Илья Франк Портрет слова. Опыт мифологемы, или Попытка мистификации
Глава первая ИМЯ ТЕКСТА
Передает ли звучание слова его значение или является только условным знаком? Ощущаем ли мы в слове «лес» сам лес как явление, его плоть и его звуки, например шелест? Иначе говоря, является ли слово «лес» маленьким звуковым рисунком леса? Или это только обозначение, о котором условились люди, чтобы понимать друг друга (и могли бы условиться по-другому, предложив другое слово для обозначения большой группы деревьев, например слово «сел»)?

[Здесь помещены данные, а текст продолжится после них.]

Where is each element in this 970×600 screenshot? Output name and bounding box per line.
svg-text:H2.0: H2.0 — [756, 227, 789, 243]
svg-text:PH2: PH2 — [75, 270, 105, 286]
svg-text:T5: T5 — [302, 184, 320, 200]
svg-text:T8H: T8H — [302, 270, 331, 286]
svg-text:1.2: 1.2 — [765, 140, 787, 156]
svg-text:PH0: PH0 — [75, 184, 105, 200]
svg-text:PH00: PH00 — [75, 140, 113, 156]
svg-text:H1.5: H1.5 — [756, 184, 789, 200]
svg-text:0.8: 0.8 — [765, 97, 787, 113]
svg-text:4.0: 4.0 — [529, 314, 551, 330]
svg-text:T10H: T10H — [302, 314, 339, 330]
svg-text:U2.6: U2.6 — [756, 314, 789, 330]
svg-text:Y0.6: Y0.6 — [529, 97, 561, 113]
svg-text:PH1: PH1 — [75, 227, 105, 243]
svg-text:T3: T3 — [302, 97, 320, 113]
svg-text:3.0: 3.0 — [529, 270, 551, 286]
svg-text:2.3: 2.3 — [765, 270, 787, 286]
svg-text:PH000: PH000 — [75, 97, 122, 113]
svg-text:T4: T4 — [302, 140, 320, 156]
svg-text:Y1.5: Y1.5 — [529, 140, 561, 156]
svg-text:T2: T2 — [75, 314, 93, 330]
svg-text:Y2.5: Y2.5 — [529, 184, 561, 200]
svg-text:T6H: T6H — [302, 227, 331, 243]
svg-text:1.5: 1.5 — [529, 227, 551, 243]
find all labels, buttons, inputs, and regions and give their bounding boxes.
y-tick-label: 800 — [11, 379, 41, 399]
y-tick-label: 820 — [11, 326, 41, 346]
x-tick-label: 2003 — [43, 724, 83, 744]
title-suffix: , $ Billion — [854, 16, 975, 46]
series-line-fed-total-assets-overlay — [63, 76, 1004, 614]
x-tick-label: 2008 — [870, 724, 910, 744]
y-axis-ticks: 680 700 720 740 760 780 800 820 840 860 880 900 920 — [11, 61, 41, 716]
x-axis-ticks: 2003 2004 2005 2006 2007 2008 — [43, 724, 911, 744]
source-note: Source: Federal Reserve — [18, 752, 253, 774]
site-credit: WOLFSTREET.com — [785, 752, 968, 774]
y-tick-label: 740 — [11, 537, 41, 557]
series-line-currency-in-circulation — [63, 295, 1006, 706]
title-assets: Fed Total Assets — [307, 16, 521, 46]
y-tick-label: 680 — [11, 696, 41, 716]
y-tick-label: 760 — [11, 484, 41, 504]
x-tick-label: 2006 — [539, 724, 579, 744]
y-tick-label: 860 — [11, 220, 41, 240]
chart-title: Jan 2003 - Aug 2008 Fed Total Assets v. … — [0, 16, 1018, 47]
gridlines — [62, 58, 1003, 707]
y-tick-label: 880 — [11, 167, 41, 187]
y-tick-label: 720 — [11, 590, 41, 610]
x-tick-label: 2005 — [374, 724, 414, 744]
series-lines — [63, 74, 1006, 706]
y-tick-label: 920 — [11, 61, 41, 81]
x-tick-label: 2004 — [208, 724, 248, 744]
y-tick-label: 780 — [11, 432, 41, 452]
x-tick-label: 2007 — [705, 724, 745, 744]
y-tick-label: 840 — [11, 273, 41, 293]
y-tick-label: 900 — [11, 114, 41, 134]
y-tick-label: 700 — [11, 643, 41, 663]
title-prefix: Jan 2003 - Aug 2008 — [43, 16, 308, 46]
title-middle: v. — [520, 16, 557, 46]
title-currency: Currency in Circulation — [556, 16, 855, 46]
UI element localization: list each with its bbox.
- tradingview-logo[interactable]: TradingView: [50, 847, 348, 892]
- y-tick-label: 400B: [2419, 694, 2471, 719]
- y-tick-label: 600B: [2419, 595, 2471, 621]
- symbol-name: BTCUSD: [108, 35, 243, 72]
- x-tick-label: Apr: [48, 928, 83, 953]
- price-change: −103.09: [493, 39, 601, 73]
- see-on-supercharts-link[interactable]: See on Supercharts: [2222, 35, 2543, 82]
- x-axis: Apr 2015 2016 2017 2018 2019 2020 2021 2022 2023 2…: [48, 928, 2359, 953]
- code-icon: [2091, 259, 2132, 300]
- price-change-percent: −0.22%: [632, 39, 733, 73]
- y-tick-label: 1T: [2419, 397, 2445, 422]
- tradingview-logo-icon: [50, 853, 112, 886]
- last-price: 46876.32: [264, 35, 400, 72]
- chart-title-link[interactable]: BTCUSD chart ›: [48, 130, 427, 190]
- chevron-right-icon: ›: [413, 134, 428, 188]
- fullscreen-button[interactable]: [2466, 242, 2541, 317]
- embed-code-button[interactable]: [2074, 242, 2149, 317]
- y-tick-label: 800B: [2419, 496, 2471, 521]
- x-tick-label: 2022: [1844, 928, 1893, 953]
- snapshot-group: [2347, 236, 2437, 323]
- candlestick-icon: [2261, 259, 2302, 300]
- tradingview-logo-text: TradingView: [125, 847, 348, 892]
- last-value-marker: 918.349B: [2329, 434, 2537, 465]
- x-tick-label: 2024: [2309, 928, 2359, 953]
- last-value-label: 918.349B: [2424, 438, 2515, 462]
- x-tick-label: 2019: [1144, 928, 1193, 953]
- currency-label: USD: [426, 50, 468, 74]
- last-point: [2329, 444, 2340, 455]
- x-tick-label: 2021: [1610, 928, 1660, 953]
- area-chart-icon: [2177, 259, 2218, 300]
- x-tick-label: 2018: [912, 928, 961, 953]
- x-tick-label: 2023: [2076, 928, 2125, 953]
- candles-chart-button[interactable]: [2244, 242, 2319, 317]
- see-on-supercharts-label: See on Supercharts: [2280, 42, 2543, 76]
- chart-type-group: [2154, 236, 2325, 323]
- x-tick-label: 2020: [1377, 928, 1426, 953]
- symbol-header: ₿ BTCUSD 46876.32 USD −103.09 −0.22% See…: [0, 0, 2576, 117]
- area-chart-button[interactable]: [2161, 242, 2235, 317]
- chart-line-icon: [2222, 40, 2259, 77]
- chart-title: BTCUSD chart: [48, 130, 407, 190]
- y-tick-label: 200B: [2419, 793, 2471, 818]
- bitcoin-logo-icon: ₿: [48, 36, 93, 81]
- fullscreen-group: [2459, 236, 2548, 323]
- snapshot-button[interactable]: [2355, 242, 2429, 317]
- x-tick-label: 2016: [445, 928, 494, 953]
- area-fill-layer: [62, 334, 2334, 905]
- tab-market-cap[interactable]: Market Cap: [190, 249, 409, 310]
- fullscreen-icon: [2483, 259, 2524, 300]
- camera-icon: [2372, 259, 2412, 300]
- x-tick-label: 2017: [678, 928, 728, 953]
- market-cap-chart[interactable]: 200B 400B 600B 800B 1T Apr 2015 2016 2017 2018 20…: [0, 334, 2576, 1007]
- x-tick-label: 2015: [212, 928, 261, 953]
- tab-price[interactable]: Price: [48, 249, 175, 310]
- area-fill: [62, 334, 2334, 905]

Слово, в звучании которого раскрывалось бы его значение, – мечта немецких романтиков конца XVIII – начала XIX века. Они говорили о чудесном языке, каждое слово которого – не условный знак, а шифр явления, который поддается разгадке. Новалис в повести «Ученики в Саисе» говорит об этом так:
«Преимущественно же влек их к себе тот священный язык, который сияющим мостом соединял тех царственных людей с неземными краями и их жителями и кое-какими словами которого, согласно самым разным преданиям, владели еще некоторые счастливые мудрецы из наших предков. Его звучание было чудесным пением, неотразимые тона глубоко проникали внутрь каждой природы и расчленяли ее. Каждое из его имен было как бы словом-разгадкой для души каждого природного тела. Творческой властью этих ритмических колебаний пробуждались все образы мировых явлений, и о них можно было по праву утверждать, что жизнь вселенной – это вечный тысячеголосый разговор, так как в их речи все силы, все виды деятельности казались непостижимым образом соединенными».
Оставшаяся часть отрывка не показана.